Periodi di siccità rovente e prolungata, come si è verificato nell’estate del 2024, si alterneranno – ammoniscono i meteorologi – a precipitazioni di tipo tropicale, tendenzialmente brevi ma di grande intensità, in grado di provocare dissesti idrogeologici (spesso con vittime e danni materiali ingenti) di vasta dimensione, come già è ampiamente successo. Insomma: andremo incontro alla moltiplicazione di eventi meteorologici estremi. I deleteri effetti mediterranei sono da un lato la prova inequivocabile delle conseguenze derivanti dai mutamenti climatici, mentre, dall’altro, evidenziano l’urgenza estrema di porre riparo all’inquinamento intensivo dell’ecosistema terrestre. Al di là delle chiacchiere, i governi si trastullano con l’inerzia, i rinvii e una sostanziale inattività. Mentre, ad esempio, il rieletto Trump, che diventerà a breve il primo Presidente americano pregiudicato, non solo nega i mutamenti climatici, ma ha già dichiarato di volere sviluppare al massimo i combustibili fossili, esattamente il contrario di quello che è necessario.

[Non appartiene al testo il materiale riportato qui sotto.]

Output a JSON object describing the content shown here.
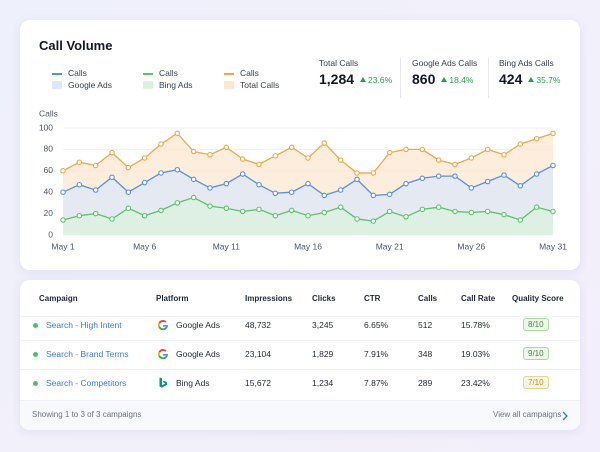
{
  "header": {
    "title": "Call Volume"
  },
  "kpis": [
    {
      "label": "Total Calls",
      "value": "1,284",
      "change": "23.6%"
    },
    {
      "label": "Google Ads Calls",
      "value": "860",
      "change": "18.4%"
    },
    {
      "label": "Bing Ads Calls",
      "value": "424",
      "change": "35.7%"
    }
  ],
  "chart_data": {
    "type": "line",
    "y_label": "Calls",
    "categories": [
      "May 1",
      null,
      null,
      null,
      null,
      "May 6",
      null,
      null,
      null,
      null,
      "May 11",
      null,
      null,
      null,
      null,
      "May 16",
      null,
      null,
      null,
      null,
      "May 21",
      null,
      null,
      null,
      null,
      "May 26",
      null,
      null,
      null,
      null,
      "May 31"
    ],
    "ylim": [
      0,
      100
    ],
    "yticks": [
      0,
      20,
      40,
      60,
      80,
      100
    ],
    "series": [
      {
        "name": "Google Ads",
        "line_label": "Calls",
        "color": "#5b8fd6",
        "area_color": "#dce7f8",
        "values": [
          40,
          47,
          42,
          54,
          40,
          49,
          58,
          61,
          52,
          44,
          48,
          57,
          47,
          39,
          40,
          48,
          37,
          42,
          52,
          37,
          38,
          48,
          53,
          55,
          55,
          44,
          50,
          56,
          46,
          57,
          65
        ]
      },
      {
        "name": "Bing Ads",
        "line_label": "Calls",
        "color": "#5cc26a",
        "area_color": "#dcf2de",
        "values": [
          14,
          18,
          20,
          15,
          25,
          18,
          23,
          30,
          35,
          27,
          25,
          22,
          24,
          18,
          23,
          18,
          21,
          26,
          15,
          13,
          22,
          17,
          24,
          26,
          22,
          21,
          22,
          19,
          14,
          26,
          22
        ]
      },
      {
        "name": "Total Calls",
        "line_label": "Calls",
        "color": "#e8a94f",
        "area_color": "#fbe7d2",
        "values": [
          60,
          68,
          65,
          77,
          63,
          72,
          85,
          95,
          78,
          75,
          82,
          71,
          66,
          74,
          82,
          72,
          86,
          70,
          58,
          58,
          77,
          80,
          80,
          70,
          66,
          72,
          80,
          75,
          85,
          90,
          95
        ]
      }
    ]
  },
  "table": {
    "headers": [
      "Campaign",
      "Platform",
      "Impressions",
      "Clicks",
      "CTR",
      "Calls",
      "Call Rate",
      "Quality Score"
    ],
    "rows": [
      [
        "Search - High Intent",
        "Google Ads",
        "48,732",
        "3,245",
        "6.65%",
        "512",
        "15.78%",
        "8/10"
      ],
      [
        "Search - Brand Terms",
        "Google Ads",
        "23,104",
        "1,829",
        "7.91%",
        "348",
        "19.03%",
        "9/10"
      ],
      [
        "Search - Competitors",
        "Bing Ads",
        "15,672",
        "1,234",
        "7.87%",
        "289",
        "23.42%",
        "7/10"
      ]
    ]
  },
  "footer": {
    "summary": "Showing 1 to 3 of 3 campaigns",
    "link": "View all campaigns"
  }
}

Non a caso ha designato come ministro dell’Energia il negazionista Chris Wright, fondatore di Liberty Energy – azienda che fornisce servizi alle compagnie che estraggono petrolio e gas dai giacimenti tramite il “fracking”, processo che prevede la perforazione e frantumazione delle rocce. Una ragione in più, questa, perché l’Europa, e i suoi Paesi mediterranei in particolare, si muovano con speditezza in direzione opposta, verso le fonti energetiche alternative. Ma questo potrà avvenire solo se si svilupperà rapidamente la coscienza collettiva dei cittadini circa i pericoli climatici che ci minacciano. Per fortuna i giovani sono sensibili al tema e si mobilitano di conseguenza. È dovere di noi tutti dare loro una mano.